If you want to claim that the highly statistically-unlikely and culturally-variable gender disparities in pay, promotion and participation are not due to sexist dynamics, you need to provide both an alternative theory and evidence to support it. Given that the only evidence required to prove that sexist behavior is present in technical spaces are the comments to this article, the burden of proof is on those who disregard the published research on the topic and claim those behaviors are either isolated aberrations or have no effect on women's willingness to be employed in the field.


About the labor statistics: if you say they're all I need, it seems that you dismiss the argument I made above, that disparity of outcome does not imply discrimination all by itself. Why?

About the paper: it looks much more sloppy to me than the previous one you linked. This quote from p.12 is at the root of my dislike:

> Unlike the survey data, where claims to generality can be made via mathematical operations, generalising from ethnographic work is done via interpretation as in the humanities.

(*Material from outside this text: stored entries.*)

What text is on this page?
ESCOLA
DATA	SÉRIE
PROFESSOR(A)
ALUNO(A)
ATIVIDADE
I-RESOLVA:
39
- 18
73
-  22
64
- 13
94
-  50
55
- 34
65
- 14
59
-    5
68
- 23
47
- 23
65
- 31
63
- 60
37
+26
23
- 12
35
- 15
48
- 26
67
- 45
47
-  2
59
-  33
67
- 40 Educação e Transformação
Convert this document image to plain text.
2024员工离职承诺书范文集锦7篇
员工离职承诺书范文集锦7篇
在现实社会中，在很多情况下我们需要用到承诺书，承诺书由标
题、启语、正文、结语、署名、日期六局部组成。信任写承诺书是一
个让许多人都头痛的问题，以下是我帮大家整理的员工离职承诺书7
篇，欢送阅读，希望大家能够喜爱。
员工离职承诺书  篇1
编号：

The humanities haven't been scientifically tested, so we don't know if their method leads to truth. For example, on pp. 16-17 the authors note that many women are computer users but few become IT professionals - and immediately conclude, from that fact alone, that hostile work environment must be the reason. It's fishy that there are no intermediate steps of reasoning and no alternative hypotheses. There are many such examples in the paper.

About the books: I'm already a big fan of Kahneman. Why specifically do you mention his book as support? Pink Brain, Blue Brain seems to deal with the development of children rather than with sexism in mostly-adult fields like IT, and if its conclusions are right, then sexism of male IT workers is not required to explain the small number of women in IT because differences in development are already enough. Why are you mentioning it as support?

Also, do you disagree with what I said about the previous paper? It's a little frustrating when people abandon lines of argument to start new ones.